Sid Lee’s research, however, indicated that fans have a genuine affinity for St-Pierre; one study deemed him the most-trustworthy public figure after action-movie star Jackie Chan, and one of the friendliest stars in the world (an honour he shared with Chan, Bruce Willis and Matt Damon).

However, Manchester knew that turning St-Pierre into a cuddly nice guy could potentially alienate his hardcore MMA fans. “We wanted to take an MMA star and turn him into a pop-culture phenomenon without offending his core fans,” said Manchester. The objective, he said, was to reflect the “duality” of St-Pierre: a genuinely nice guy in a sometimes not-so-nice sport.

The project included what Sid Lee described as a social media “offensive” that saw St-Pierre’s Facebook following triple to more than 3 million (at one point he was garnering more than 16,000 new followers each week) and his Twitter following double to nearly 500,000.

St-Pierre also inked a series of new sponsorship deals with companies including Under Armour, Affliction, Google and 888poker.

Round One, Take One

The idea for a feature-length documentary movie came when Manchester was invited to attend UFC 129 at Toronto’s Rogers Centre in April 2011 (the first MMA event in Ontario following its legalization in 2010). The event attracted an estimated 55,000 people who watched St-Pierre defeat Jake Shields via unanimous decision in the main event.

Sid Lee and Manchester had already established their sports credentials, having worked with several high-profile athletes – including soccer stars Beckham and Lionel Messi and NBA star Derek Rose – on global ad campaigns such as 2011’s “All-In.”

Manchester, though, was keen to create a more in-depth profile of one of the leading lights of MMA. “We always created these two, three, four-minute films, but they were very superficial and didn’t really go in-depth,” he said. “I’ve always been fascinated by the sacrifice and the back-story of what it takes to be a top-level world champion.”

Culled from more than 100 hours of footage accumulated over a 15-month period, including access to key UFC bouts and interviews with family and friends, Takedown chronicles St-Pierre’s emergence from bullied kid to global superstar.

The backdrop is his comeback from a potentially career-ending knee injury to defeat rival Nick Diaz – who taunts St-Pierre prior to the fight, making him a perfect movie villain – in March 2013.

The subtleties of branded content

While Takedown was conceived as a branded content play, Manchester said the intention was not to create a long-form commercial for St-Pierre, but to show the complexities of his character.

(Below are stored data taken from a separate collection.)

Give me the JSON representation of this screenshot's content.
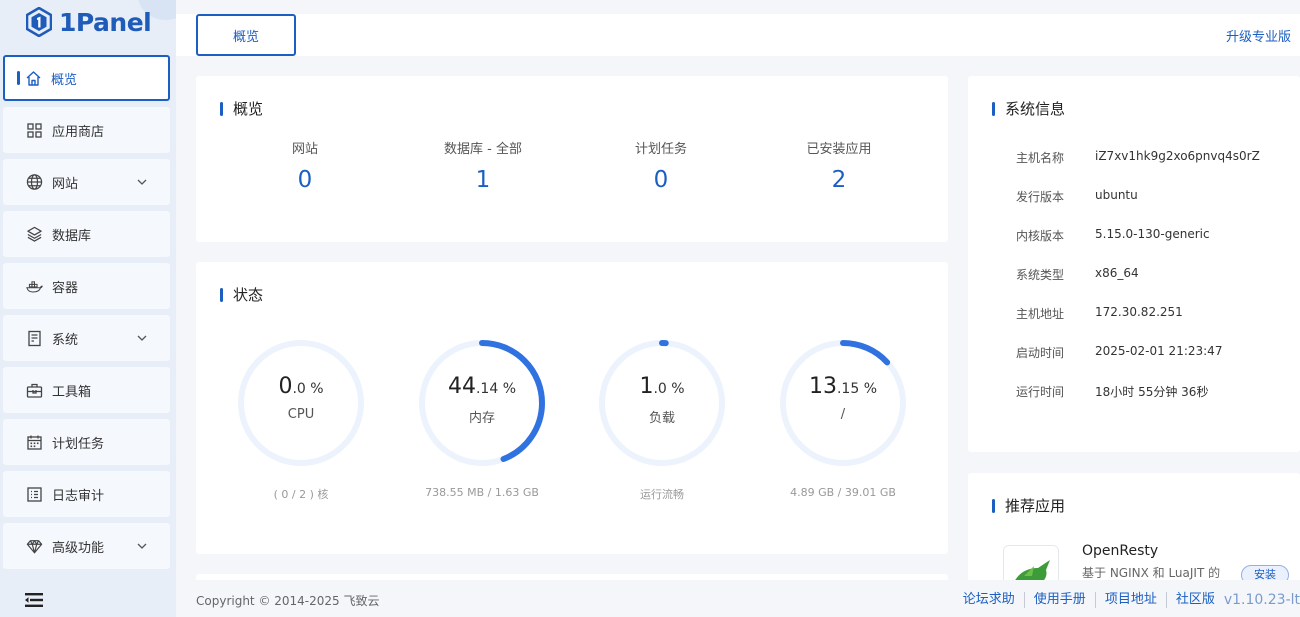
{
  "brand": {
    "name": "1Panel"
  },
  "sidebar": {
    "items": [
      {
        "label": "概览",
        "icon": "home-icon",
        "active": true
      },
      {
        "label": "应用商店",
        "icon": "grid-icon"
      },
      {
        "label": "网站",
        "icon": "globe-icon",
        "expandable": true
      },
      {
        "label": "数据库",
        "icon": "layers-icon"
      },
      {
        "label": "容器",
        "icon": "docker-icon"
      },
      {
        "label": "系统",
        "icon": "server-icon",
        "expandable": true
      },
      {
        "label": "工具箱",
        "icon": "toolbox-icon"
      },
      {
        "label": "计划任务",
        "icon": "calendar-icon"
      },
      {
        "label": "日志审计",
        "icon": "log-icon"
      },
      {
        "label": "高级功能",
        "icon": "diamond-icon",
        "expandable": true
      }
    ]
  },
  "topbar": {
    "tab_label": "概览",
    "upgrade_label": "升级专业版"
  },
  "overview": {
    "title": "概览",
    "stats": [
      {
        "label": "网站",
        "value": "0"
      },
      {
        "label": "数据库 - 全部",
        "value": "1"
      },
      {
        "label": "计划任务",
        "value": "0"
      },
      {
        "label": "已安装应用",
        "value": "2"
      }
    ]
  },
  "status": {
    "title": "状态",
    "gauges": [
      {
        "int": "0",
        "dec": ".0 %",
        "name": "CPU",
        "sub": "( 0 / 2 ) 核",
        "percent": 0.0
      },
      {
        "int": "44",
        "dec": ".14 %",
        "name": "内存",
        "sub": "738.55 MB / 1.63 GB",
        "percent": 44.14
      },
      {
        "int": "1",
        "dec": ".0 %",
        "name": "负载",
        "sub": "运行流畅",
        "percent": 1.0
      },
      {
        "int": "13",
        "dec": ".15 %",
        "name": "/",
        "sub": "4.89 GB / 39.01 GB",
        "percent": 13.15
      }
    ]
  },
  "sysinfo": {
    "title": "系统信息",
    "rows": [
      {
        "k": "主机名称",
        "v": "iZ7xv1hk9g2xo6pnvq4s0rZ"
      },
      {
        "k": "发行版本",
        "v": "ubuntu"
      },
      {
        "k": "内核版本",
        "v": "5.15.0-130-generic"
      },
      {
        "k": "系统类型",
        "v": "x86_64"
      },
      {
        "k": "主机地址",
        "v": "172.30.82.251"
      },
      {
        "k": "启动时间",
        "v": "2025-02-01 21:23:47"
      },
      {
        "k": "运行时间",
        "v": "18小时 55分钟 36秒"
      }
    ]
  },
  "recommend": {
    "title": "推荐应用",
    "app": {
      "name": "OpenResty",
      "desc": "基于 NGINX 和 LuaJIT 的",
      "install_label": "安装"
    }
  },
  "footer": {
    "copyright": "Copyright © 2014-2025 飞致云",
    "links": [
      "论坛求助",
      "使用手册",
      "项目地址",
      "社区版"
    ],
    "version": "v1.10.23-lt"
  },
  "colors": {
    "accent": "#1c5fc2",
    "gauge_track": "#edf3fc",
    "gauge_arc": "#2f72e0"
  }
}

“There’s definitely insights that came from marketing, but when it’s time to give that to the public… it can’t be tainted by overly branded elements, where we’re forcing people to want to like something,” he said. “People like drama: they don’t like perfection. They want to see a human side which has its faults.”

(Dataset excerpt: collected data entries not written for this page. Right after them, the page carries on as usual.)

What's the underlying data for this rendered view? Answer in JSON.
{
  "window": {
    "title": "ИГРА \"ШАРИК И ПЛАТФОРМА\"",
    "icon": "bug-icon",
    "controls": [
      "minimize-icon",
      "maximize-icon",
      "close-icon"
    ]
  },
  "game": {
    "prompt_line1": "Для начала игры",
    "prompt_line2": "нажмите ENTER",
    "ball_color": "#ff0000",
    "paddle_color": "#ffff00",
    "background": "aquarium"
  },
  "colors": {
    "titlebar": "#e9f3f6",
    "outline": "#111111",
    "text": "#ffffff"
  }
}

How successful Manchester and Jimmy Lee have been in achieving their objective is open to interpretation. In a Feb. 18 review of the film, for example, QMI Agency reviewer Steve Tilley said that Takedown plays like a “super-slick infomercial” for St-Pierre, noting that it contains “nothing contentious” or surprising for UFC fans.

In a two-and-a-half star (out of five) review, Postmedia News reviewer Jay Stone said that Takedown is pitched somewhere between “a televised UFC match… and someone’s idea of a deep metaphorical look at man’s instincts.”

Manchester, however, said he and Svatek attempted to portray St-Pierre as he really is. “George is one of those guys that’s pretty shiny and perfect, but we dug deep and tried to show the duality there,” he told Marketing. “I think we pulled it off.”

Manchester said that the project also contains a “Sid Lee angle” that distinguishes it from typical documentaries. Asked to elaborate, he said that Takedown boasts an identifiable visual style and a pacing that is youthful and contemporary, while research conducted for the 2011 branding exercise helped inform the content.

“The insights and the access we had from doing the whole marketing campaign gave us great story threads that maybe a traditional documentarian couldn’t have had,” he said.